Зина загорелась этой ролью, тем более что в школьном спектакле играла Дюймовочку и мечтала быть актрисой ТЮЗа. Но после пробы она узнала, что в последних кадрах ей предстоит проплыть в открытом гробе в виде покойницы и на лицо ее будут лететь крупные хлопья нетающего снега. Она сообразила, что для такого эффекта ее решили заморозить, то есть на время превратить практически в покойницу. «Иначе как? Во мне же плюс тридцать семь. Снег и начнет таять».

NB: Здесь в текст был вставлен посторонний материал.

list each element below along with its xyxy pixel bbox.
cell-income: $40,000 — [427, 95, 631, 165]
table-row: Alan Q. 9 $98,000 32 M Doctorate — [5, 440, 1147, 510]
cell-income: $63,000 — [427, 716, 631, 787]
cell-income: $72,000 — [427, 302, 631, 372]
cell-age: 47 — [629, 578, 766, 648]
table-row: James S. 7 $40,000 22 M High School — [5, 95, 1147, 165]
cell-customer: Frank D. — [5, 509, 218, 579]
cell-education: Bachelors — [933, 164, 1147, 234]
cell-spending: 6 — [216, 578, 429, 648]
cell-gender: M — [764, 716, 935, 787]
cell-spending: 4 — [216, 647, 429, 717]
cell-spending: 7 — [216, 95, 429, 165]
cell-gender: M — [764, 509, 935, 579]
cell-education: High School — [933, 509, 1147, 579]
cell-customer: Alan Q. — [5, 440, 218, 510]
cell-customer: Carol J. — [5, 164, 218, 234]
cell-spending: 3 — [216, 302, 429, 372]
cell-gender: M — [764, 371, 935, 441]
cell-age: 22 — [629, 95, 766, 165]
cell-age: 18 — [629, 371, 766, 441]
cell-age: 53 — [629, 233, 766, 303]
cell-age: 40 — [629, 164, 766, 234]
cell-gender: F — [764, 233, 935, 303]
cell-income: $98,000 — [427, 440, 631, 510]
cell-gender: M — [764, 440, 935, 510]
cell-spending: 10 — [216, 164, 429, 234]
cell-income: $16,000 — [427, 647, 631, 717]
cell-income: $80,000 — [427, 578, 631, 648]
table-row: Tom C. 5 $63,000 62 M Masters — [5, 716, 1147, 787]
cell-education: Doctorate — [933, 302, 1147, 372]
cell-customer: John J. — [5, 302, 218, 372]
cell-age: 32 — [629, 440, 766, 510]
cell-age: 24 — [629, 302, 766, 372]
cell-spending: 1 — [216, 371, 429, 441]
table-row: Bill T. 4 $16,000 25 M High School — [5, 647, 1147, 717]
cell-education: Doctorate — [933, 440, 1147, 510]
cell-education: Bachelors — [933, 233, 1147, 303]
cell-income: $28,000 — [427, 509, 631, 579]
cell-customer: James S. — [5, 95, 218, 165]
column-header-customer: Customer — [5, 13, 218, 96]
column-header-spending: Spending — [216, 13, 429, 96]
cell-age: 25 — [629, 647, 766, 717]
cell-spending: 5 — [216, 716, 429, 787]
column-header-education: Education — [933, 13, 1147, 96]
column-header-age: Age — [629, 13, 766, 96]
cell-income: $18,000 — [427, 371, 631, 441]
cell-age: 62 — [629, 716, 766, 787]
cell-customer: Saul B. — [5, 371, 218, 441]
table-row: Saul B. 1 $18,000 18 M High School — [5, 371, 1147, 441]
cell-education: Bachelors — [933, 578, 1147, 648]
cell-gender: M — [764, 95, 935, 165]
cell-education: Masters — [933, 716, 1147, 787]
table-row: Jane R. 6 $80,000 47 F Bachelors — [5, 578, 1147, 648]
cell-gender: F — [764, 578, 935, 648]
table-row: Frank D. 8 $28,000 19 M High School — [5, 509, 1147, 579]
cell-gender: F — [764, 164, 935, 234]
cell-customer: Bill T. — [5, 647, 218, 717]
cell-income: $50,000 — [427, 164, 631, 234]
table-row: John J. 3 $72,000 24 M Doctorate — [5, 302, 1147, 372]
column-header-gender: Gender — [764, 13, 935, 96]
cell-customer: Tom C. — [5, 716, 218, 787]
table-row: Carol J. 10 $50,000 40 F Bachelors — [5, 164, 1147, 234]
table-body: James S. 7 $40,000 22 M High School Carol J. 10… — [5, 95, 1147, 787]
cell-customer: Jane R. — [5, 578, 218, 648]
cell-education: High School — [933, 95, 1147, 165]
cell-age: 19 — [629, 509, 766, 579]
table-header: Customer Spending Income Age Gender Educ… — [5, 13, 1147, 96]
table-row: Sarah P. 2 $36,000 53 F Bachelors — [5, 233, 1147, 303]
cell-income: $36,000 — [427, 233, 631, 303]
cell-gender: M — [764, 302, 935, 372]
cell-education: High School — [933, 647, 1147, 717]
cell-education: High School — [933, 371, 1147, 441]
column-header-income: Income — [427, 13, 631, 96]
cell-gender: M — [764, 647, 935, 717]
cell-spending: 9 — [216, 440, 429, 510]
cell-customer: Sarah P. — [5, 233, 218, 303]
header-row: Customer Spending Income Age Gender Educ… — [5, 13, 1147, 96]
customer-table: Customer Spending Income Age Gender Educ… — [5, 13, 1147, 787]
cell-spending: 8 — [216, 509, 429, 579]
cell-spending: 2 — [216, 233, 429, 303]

Ночь Зина провела в беспокойстве, представляя себя в гробу, с гипсовой маской снега на лице. Тайно она продышивала в маске отверстие, но режиссер всякий раз останавливал съемку и кричал на нее не хуже чем ее кинематографический сынок в начале сюжета. При следующем дубле Зина задерживала дыхание, сколько было сил, но в конце концов все же попыталась сделать глубокий вдох и — не смогла.
Ее охватила паника. Оказывается, губы, вместо вазелиновой помады, ей намазали специальным клеем. Она поняла, что обречена, что умрет, если сама себя каким-то образом не спасет. Однако тут послышалась музыка, и музыка эта, провожающая ее на кладбище, была такой прекрасной, что Зина на какой-то момент забыла о неудавшемся вдохе. Она узнала Второй концерт Рахманинова. Люди вдоль аллеи провожали ее, как бывшую актрису, аплодисментами. И, что ее особенно потрясло, среди провожавших была вся ее большая семья. Родственники смотрели на Зину с восхищением и размахивали, точно маленькими флажками, контрамарками, в уголке которых было ее фото из школьного альбома.
Зина почувствовала, что не имеет права огорчить семью из-за своей жалкой потребности дышать. Надо было смириться и принять смерть красивой, в расцвете славы. Раз в жизни ей выпало послужить искусству. Про нее узнает весь мир. Статьи будут называться «Ее смерть в искусстве», «До последнего дыхания» или просто «Наша Зина».
Все эти картинки промелькнули в ней мгновенно, но естество, к сожалению, взяло свое: уже в следующий миг Зина страшно закричала, выскочила из-под шелкового покрывала, сбросив иконку, и проснулась в слезах.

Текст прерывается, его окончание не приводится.